Hotaru CMS – A Better Pligg?
A quick glance at Hotaru’s demo site and you’d be forgiven for thinking it’s just another open source Digg clone, similar to Pligg, Drigg and SocialWebCMS. First impressions can be deceptive though, because the moment you’ve installed Hotaru, it becomes apparent that it’s not a social bookmarking platform at all… unless you want it to be that is.
Hotaru CMS is merely a shell, consisting of a front page, an Admin Control Panel and a Plugin Management section. From there, you can choose from dozens of plugins available for free at HotaruCMS.org to bring your website to life. Since Hotaru is the brainchild of the SocialWebCMS team, it’s not surprising that the first batch of plugins are geared towards a social bookmarking site.
What Plugins Does it Have?
Pretty much everything is plug ‘n’ play. Hotaru has plugins for user registration, story submission, sidebar widgets, admin email, comments, and much, much more. Anyone who has used Pligg will be thrilled by Hotaru’s working Akismet plugin – yes, it actually works for comments and plugins, placing questionable content in a moderation queue and reporting false positives back to the Akismet server.
As well as Akismet, there’s a plugin for StopForumSpam.com which enables Hotaru sites to report spam users to a central database so they can’t register at other Hotaru sites. But if we’re going to get into anti-spam features, those two plugins are just the beginning. Here’s a list that will make Pligg users drool:
- ReCaptcha – Email confirmation.
- Block by IP.
- Block by email address.
- Block by username.
- Email notification of new users with an option to approve or deny them access.
- Ban, killspam, or physically delete users.
- Place users under moderation (so you can approve their posts or comments).
- Group and individual user permissions to submit, vote, comment, etc. – Block posts from being re-submitted.
- Block posts by url or domain.
- Limit daily submissions for posts and coments – Restrict the submission rate (e.g. set 10 mins before being able to post again).
- Moderate first X submissions or comments.
- Enable/disable comments site-wide and on individual threads.
- Close threads, but retain existing comments.
- Limit the number of urls allowed in posts or comments.
- Hide or physically delete posts and comments.
- Flag posts – a bury button that shows the number of buries and their reasons.

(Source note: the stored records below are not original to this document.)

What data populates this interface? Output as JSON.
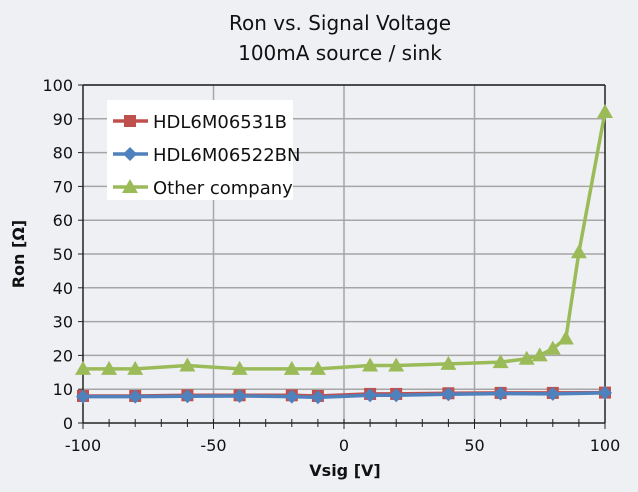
{
  "chart_data": {
    "type": "line",
    "title": [
      "Ron vs. Signal Voltage",
      "100mA source / sink"
    ],
    "xlabel": "Vsig [V]",
    "ylabel": "Ron [Ω]",
    "xlim": [
      -100,
      100
    ],
    "ylim": [
      0,
      100
    ],
    "xticks": [
      -100,
      -50,
      0,
      50,
      100
    ],
    "yticks": [
      0,
      10,
      20,
      30,
      40,
      50,
      60,
      70,
      80,
      90,
      100
    ],
    "grid": true,
    "legend_position": "top-left",
    "series": [
      {
        "name": "HDL6M06531B",
        "color": "#c0504d",
        "marker": "square",
        "x": [
          -100,
          -80,
          -60,
          -40,
          -20,
          -10,
          10,
          20,
          40,
          60,
          80,
          100
        ],
        "y": [
          8,
          8,
          8.2,
          8.2,
          8.2,
          8,
          8.6,
          8.6,
          8.8,
          8.9,
          8.9,
          9
        ]
      },
      {
        "name": "HDL6M06522BN",
        "color": "#4f81bd",
        "marker": "diamond",
        "x": [
          -100,
          -80,
          -60,
          -40,
          -20,
          -10,
          10,
          20,
          40,
          60,
          80,
          100
        ],
        "y": [
          7.8,
          7.8,
          7.9,
          8,
          7.8,
          7.6,
          8.2,
          8.2,
          8.5,
          8.7,
          8.6,
          8.9
        ]
      },
      {
        "name": "Other company",
        "color": "#9bbb59",
        "marker": "triangle",
        "x": [
          -100,
          -90,
          -80,
          -60,
          -40,
          -20,
          -10,
          10,
          20,
          40,
          60,
          70,
          75,
          80,
          85,
          90,
          100
        ],
        "y": [
          16,
          16,
          16,
          17,
          16,
          16,
          16,
          17,
          17,
          17.5,
          18,
          19,
          20,
          22,
          25,
          50.5,
          92
        ]
      }
    ]
  }
}
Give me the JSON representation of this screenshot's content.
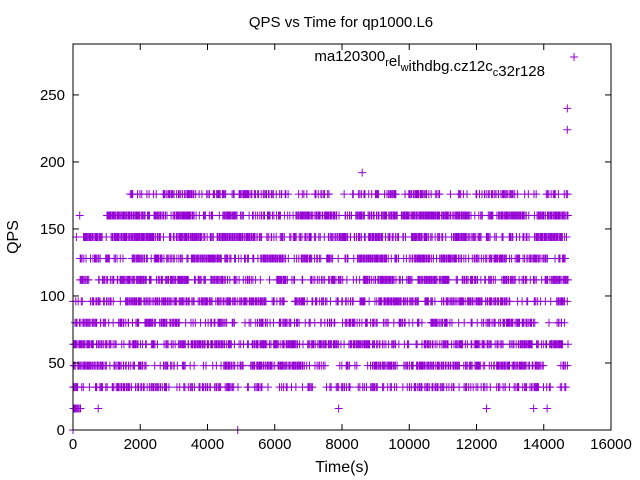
{
  "chart_data": {
    "type": "scatter",
    "title": "QPS vs Time for qp1000.L6",
    "xlabel": "Time(s)",
    "ylabel": "QPS",
    "xlim": [
      0,
      16000
    ],
    "ylim": [
      0,
      288
    ],
    "xticks": [
      0,
      2000,
      4000,
      6000,
      8000,
      10000,
      12000,
      14000,
      16000
    ],
    "yticks": [
      0,
      50,
      100,
      150,
      200,
      250
    ],
    "grid": false,
    "legend_position": "top-right",
    "series": [
      {
        "name": "ma120300_rel_withdbg.cz12c_c32r128",
        "color": "#9400d3",
        "marker": "+",
        "bands": [
          {
            "qps": 16,
            "x_range": [
              0,
              200
            ],
            "density": 1.0
          },
          {
            "qps": 32,
            "x_range": [
              0,
              14700
            ],
            "density": 0.35
          },
          {
            "qps": 48,
            "x_range": [
              0,
              14700
            ],
            "density": 0.6
          },
          {
            "qps": 64,
            "x_range": [
              0,
              14700
            ],
            "density": 0.7
          },
          {
            "qps": 80,
            "x_range": [
              0,
              14600
            ],
            "density": 0.5
          },
          {
            "qps": 96,
            "x_range": [
              0,
              14700
            ],
            "density": 0.6
          },
          {
            "qps": 112,
            "x_range": [
              200,
              14700
            ],
            "density": 0.75
          },
          {
            "qps": 128,
            "x_range": [
              200,
              14700
            ],
            "density": 0.9
          },
          {
            "qps": 144,
            "x_range": [
              300,
              14700
            ],
            "density": 0.95
          },
          {
            "qps": 160,
            "x_range": [
              1000,
              14700
            ],
            "density": 0.97
          },
          {
            "qps": 176,
            "x_range": [
              1700,
              14700
            ],
            "density": 0.4
          }
        ],
        "points": [
          [
            0,
            0
          ],
          [
            4900,
            0
          ],
          [
            750,
            16
          ],
          [
            7900,
            16
          ],
          [
            12300,
            16
          ],
          [
            13700,
            16
          ],
          [
            14100,
            16
          ],
          [
            100,
            144
          ],
          [
            200,
            160
          ],
          [
            8600,
            192
          ],
          [
            14700,
            224
          ],
          [
            14700,
            240
          ]
        ]
      }
    ]
  }
}
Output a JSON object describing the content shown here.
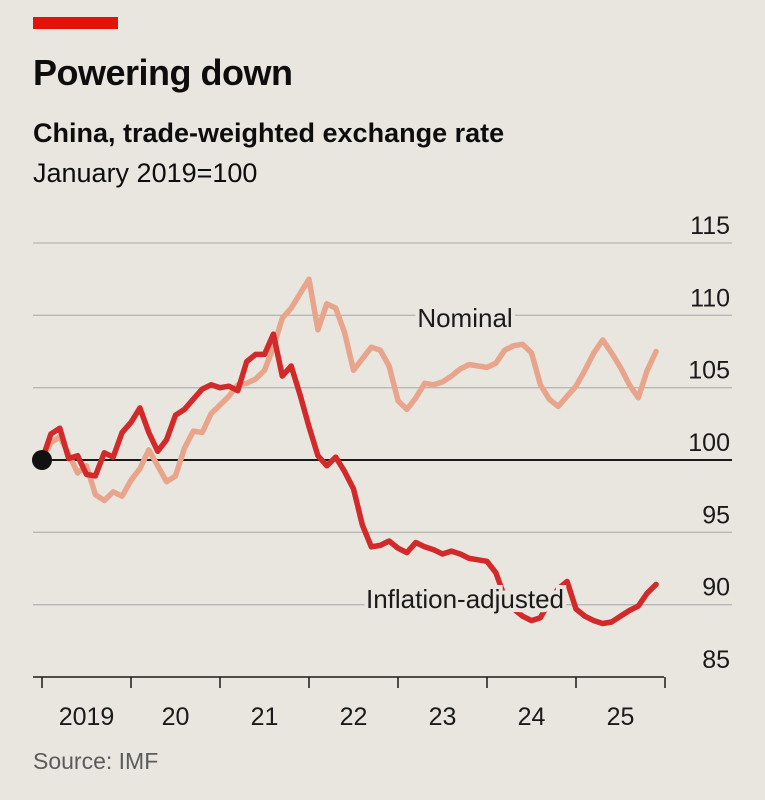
{
  "title": "Powering down",
  "subtitle": "China, trade-weighted exchange rate",
  "unit_note": "January 2019=100",
  "source": "Source: IMF",
  "colors": {
    "background": "#e9e6df",
    "accent": "#e3120b",
    "nominal": "#e8a58c",
    "inflation_adjusted": "#d22a2a",
    "grid": "#b7b7b7",
    "baseline": "#1a1a1a"
  },
  "chart_data": {
    "type": "line",
    "title": "China, trade-weighted exchange rate",
    "ylabel": "January 2019=100",
    "xlabel": "",
    "ylim": [
      85,
      115
    ],
    "xlim": [
      2019.0,
      2026.0
    ],
    "yticks": [
      85,
      90,
      95,
      100,
      105,
      110,
      115
    ],
    "xtick_labels": [
      {
        "label": "2019",
        "year": 2019
      },
      {
        "label": "20",
        "year": 2020
      },
      {
        "label": "21",
        "year": 2021
      },
      {
        "label": "22",
        "year": 2022
      },
      {
        "label": "23",
        "year": 2023
      },
      {
        "label": "24",
        "year": 2024
      },
      {
        "label": "25",
        "year": 2025
      }
    ],
    "baseline": 100,
    "grid": true,
    "series": [
      {
        "name": "Nominal",
        "x": [
          2019.0,
          2019.1,
          2019.2,
          2019.3,
          2019.4,
          2019.5,
          2019.6,
          2019.7,
          2019.8,
          2019.9,
          2020.0,
          2020.1,
          2020.2,
          2020.3,
          2020.4,
          2020.5,
          2020.6,
          2020.7,
          2020.8,
          2020.9,
          2021.0,
          2021.1,
          2021.2,
          2021.3,
          2021.4,
          2021.5,
          2021.6,
          2021.7,
          2021.8,
          2021.9,
          2022.0,
          2022.1,
          2022.2,
          2022.3,
          2022.4,
          2022.5,
          2022.6,
          2022.7,
          2022.8,
          2022.9,
          2023.0,
          2023.1,
          2023.2,
          2023.3,
          2023.4,
          2023.5,
          2023.6,
          2023.7,
          2023.8,
          2023.9,
          2024.0,
          2024.1,
          2024.2,
          2024.3,
          2024.4,
          2024.5,
          2024.6,
          2024.7,
          2024.8,
          2024.9,
          2025.0,
          2025.1,
          2025.2,
          2025.3,
          2025.4,
          2025.5,
          2025.6,
          2025.7,
          2025.8,
          2025.9
        ],
        "values": [
          100.0,
          101.2,
          101.6,
          100.4,
          99.1,
          99.6,
          97.6,
          97.2,
          97.8,
          97.5,
          98.6,
          99.4,
          100.7,
          99.6,
          98.5,
          98.9,
          100.8,
          102.0,
          101.9,
          103.2,
          103.8,
          104.4,
          105.2,
          105.3,
          105.6,
          106.2,
          107.8,
          109.8,
          110.5,
          111.5,
          112.5,
          109.0,
          110.8,
          110.5,
          108.8,
          106.2,
          107.0,
          107.8,
          107.6,
          106.5,
          104.1,
          103.5,
          104.3,
          105.3,
          105.2,
          105.4,
          105.8,
          106.3,
          106.6,
          106.5,
          106.4,
          106.7,
          107.6,
          107.9,
          108.0,
          107.4,
          105.2,
          104.2,
          103.7,
          104.4,
          105.1,
          106.2,
          107.4,
          108.3,
          107.4,
          106.4,
          105.2,
          104.3,
          106.2,
          107.5
        ]
      },
      {
        "name": "Inflation-adjusted",
        "x": [
          2019.0,
          2019.1,
          2019.2,
          2019.3,
          2019.4,
          2019.5,
          2019.6,
          2019.7,
          2019.8,
          2019.9,
          2020.0,
          2020.1,
          2020.2,
          2020.3,
          2020.4,
          2020.5,
          2020.6,
          2020.7,
          2020.8,
          2020.9,
          2021.0,
          2021.1,
          2021.2,
          2021.3,
          2021.4,
          2021.5,
          2021.6,
          2021.7,
          2021.8,
          2021.9,
          2022.0,
          2022.1,
          2022.2,
          2022.3,
          2022.4,
          2022.5,
          2022.6,
          2022.7,
          2022.8,
          2022.9,
          2023.0,
          2023.1,
          2023.2,
          2023.3,
          2023.4,
          2023.5,
          2023.6,
          2023.7,
          2023.8,
          2023.9,
          2024.0,
          2024.1,
          2024.2,
          2024.3,
          2024.4,
          2024.5,
          2024.6,
          2024.7,
          2024.8,
          2024.9,
          2025.0,
          2025.1,
          2025.2,
          2025.3,
          2025.4,
          2025.5,
          2025.6,
          2025.7,
          2025.8,
          2025.9
        ],
        "values": [
          100.0,
          101.8,
          102.2,
          100.1,
          100.3,
          99.0,
          98.9,
          100.5,
          100.2,
          101.9,
          102.6,
          103.6,
          101.9,
          100.6,
          101.4,
          103.1,
          103.5,
          104.2,
          104.9,
          105.2,
          105.0,
          105.1,
          104.8,
          106.8,
          107.3,
          107.3,
          108.7,
          105.8,
          106.5,
          104.5,
          102.3,
          100.3,
          99.6,
          100.2,
          99.2,
          98.0,
          95.5,
          94.0,
          94.1,
          94.4,
          93.9,
          93.6,
          94.3,
          94.0,
          93.8,
          93.5,
          93.7,
          93.5,
          93.2,
          93.1,
          93.0,
          92.2,
          90.5,
          89.7,
          89.2,
          88.9,
          89.1,
          90.2,
          91.1,
          91.6,
          89.7,
          89.2,
          88.9,
          88.7,
          88.8,
          89.2,
          89.6,
          89.9,
          90.8,
          91.4
        ]
      }
    ],
    "annotations": [
      {
        "text": "Nominal",
        "series": "Nominal"
      },
      {
        "text": "Inflation-adjusted",
        "series": "Inflation-adjusted"
      }
    ]
  }
}
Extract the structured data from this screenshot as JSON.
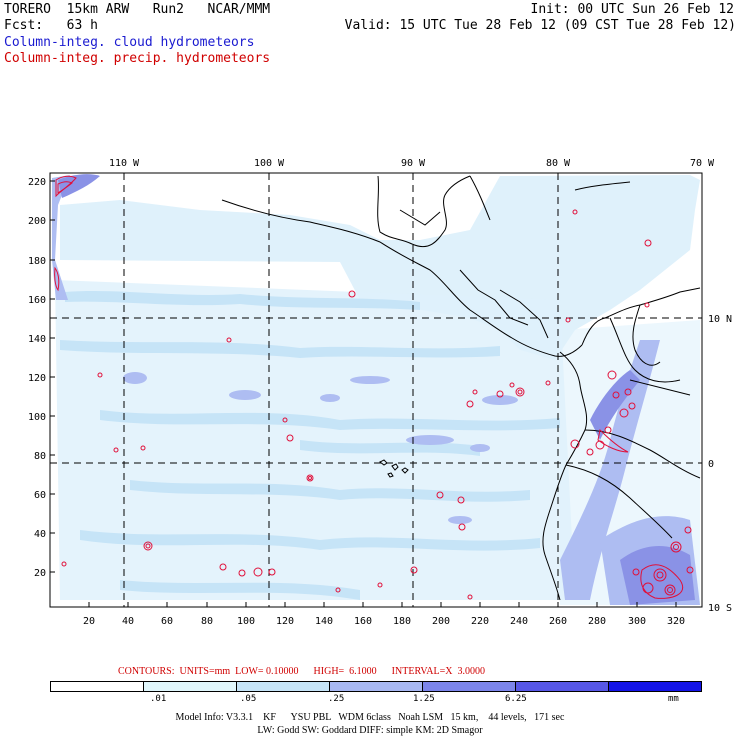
{
  "header": {
    "line1_left": "TORERO  15km ARW   Run2   NCAR/MMM",
    "line1_right": "Init: 00 UTC Sun 26 Feb 12",
    "line2_left": "Fcst:   63 h",
    "line2_right": "Valid: 15 UTC Tue 28 Feb 12 (09 CST Tue 28 Feb 12)",
    "field1": "Column-integ. cloud hydrometeors",
    "field2": "Column-integ. precip. hydrometeors"
  },
  "map": {
    "lon_labels": [
      "110 W",
      "100 W",
      "90 W",
      "80 W",
      "70 W"
    ],
    "lat_labels": [
      "10 N",
      "0",
      "10 S"
    ],
    "x_ticks": [
      "20",
      "40",
      "60",
      "80",
      "100",
      "120",
      "140",
      "160",
      "180",
      "200",
      "220",
      "240",
      "260",
      "280",
      "300",
      "320"
    ],
    "y_ticks": [
      "220",
      "200",
      "180",
      "160",
      "140",
      "120",
      "100",
      "80",
      "60",
      "40",
      "20"
    ],
    "colors": {
      "cloud_light": "#dff1fb",
      "cloud_mid": "#aebdf2",
      "cloud_dark": "#8a92e6",
      "precip": "#e0103a",
      "coast": "#000000"
    }
  },
  "legend": {
    "contours_text": "CONTOURS:  UNITS=mm  LOW= 0.10000      HIGH=  6.1000      INTERVAL=X  3.0000",
    "levels": [
      ".01",
      ".05",
      ".25",
      "1.25",
      "6.25"
    ],
    "unit": "mm",
    "colors": [
      "#ffffff",
      "#e0f6fb",
      "#c6e4f7",
      "#a8b8f2",
      "#7c85ea",
      "#5757e6",
      "#1414e6"
    ]
  },
  "footer": {
    "line1": "Model Info: V3.3.1    KF      YSU PBL   WDM 6class   Noah LSM   15 km,    44 levels,   171 sec",
    "line2": "LW: Godd SW: Goddard DIFF: simple KM: 2D Smagor"
  }
}
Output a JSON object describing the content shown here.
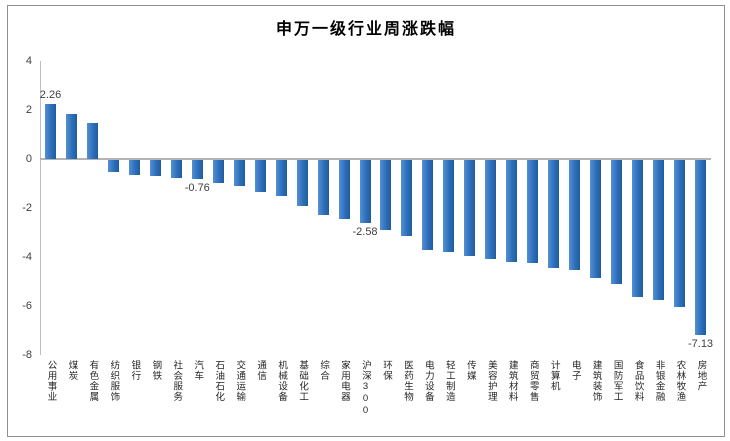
{
  "chart_data": {
    "type": "bar",
    "title": "申万一级行业周涨跌幅",
    "categories": [
      "公用事业",
      "煤炭",
      "有色金属",
      "纺织服饰",
      "银行",
      "钢铁",
      "社会服务",
      "汽车",
      "石油石化",
      "交通运输",
      "通信",
      "机械设备",
      "基础化工",
      "综合",
      "家用电器",
      "沪深300",
      "环保",
      "医药生物",
      "电力设备",
      "轻工制造",
      "传媒",
      "美容护理",
      "建筑材料",
      "商贸零售",
      "计算机",
      "电子",
      "建筑装饰",
      "国防军工",
      "食品饮料",
      "非银金融",
      "农林牧渔",
      "房地产"
    ],
    "values": [
      2.26,
      1.82,
      1.45,
      -0.5,
      -0.62,
      -0.66,
      -0.72,
      -0.76,
      -0.95,
      -1.05,
      -1.31,
      -1.47,
      -1.87,
      -2.24,
      -2.4,
      -2.58,
      -2.85,
      -3.1,
      -3.67,
      -3.75,
      -3.9,
      -4.05,
      -4.15,
      -4.2,
      -4.4,
      -4.47,
      -4.8,
      -5.08,
      -5.6,
      -5.7,
      -6.0,
      -7.13
    ],
    "point_labels": [
      "2.26",
      "",
      "",
      "",
      "",
      "",
      "",
      "-0.76",
      "",
      "",
      "",
      "",
      "",
      "",
      "",
      "-2.58",
      "",
      "",
      "",
      "",
      "",
      "",
      "",
      "",
      "",
      "",
      "",
      "",
      "",
      "",
      "",
      "-7.13"
    ],
    "xlabel": "",
    "ylabel": "",
    "ylim": [
      -8,
      4
    ],
    "y_ticks": [
      4,
      2,
      0,
      -2,
      -4,
      -6,
      -8
    ],
    "grid": false,
    "legend_position": "none",
    "colors": {
      "bar_light": "#5390d5",
      "bar": "#2e6fba",
      "bar_dark": "#1f5c9e",
      "axis": "#bfbfbf",
      "zero_line": "#b3b3b3",
      "tick_text": "#3f3f3f",
      "category_text": "#262626",
      "title_text": "#000000",
      "frame_border": "#8f8f8f"
    }
  }
}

Are Themes and Plugins Easy to Make?
It would seem so. For a start, everything is in PHP so you don’t have to mess about with Smarty templates as you do in Pligg and SWCMS. In fact, the default theme is a measly six template files, and should appeal to anyone who is familiar with WordPress themes.
Likewise, plugins are well documented in the Hotaru forums and appear easy enough to make. In a nutshell, you write functions specifically for plugin hooks, so if you see a plugin hook like this:
1 | < ?php $hotaru->plugins->pluginHook('sidebar'); ?> |
You can write a function like this:
1 2 3 | function sidebar() { echo "Hello World"; } |
On the topic of programming, Hotaru’s developers don’t claim to be experts. In fact, they admit openly to being amateur PHP hobbyists with a love for open source. Anyone is welcome to join them and contribute to the project, just how open source should be.
Summary
While Hotaru CMS holds a lot of promise, it is still in beta and lacking comment votes, private messaging, friends and favorites. If you can live without those and are keen to get started, you won’t be disappointed. There are more than enough other features to keep you entertained, such as comment subscription, Gravatar, Smilies, and best of all, a Pligg Importer.
To think this has all been done in about six months. If Hotaru isn’t limited to social bookmarking, might we have blogs and forums as part of the CMS a year from now? I wouldn’t bet against it!
Visit, Demo and Download: Hotaru CMS



Thank you for the review! For anyone who has made a WordPress plugin or theme, Hotaru should come quite naturally. We’ve got a good set of tutorials to show budding developers and designers how they can get involved, and I’m usually around to help in the forums.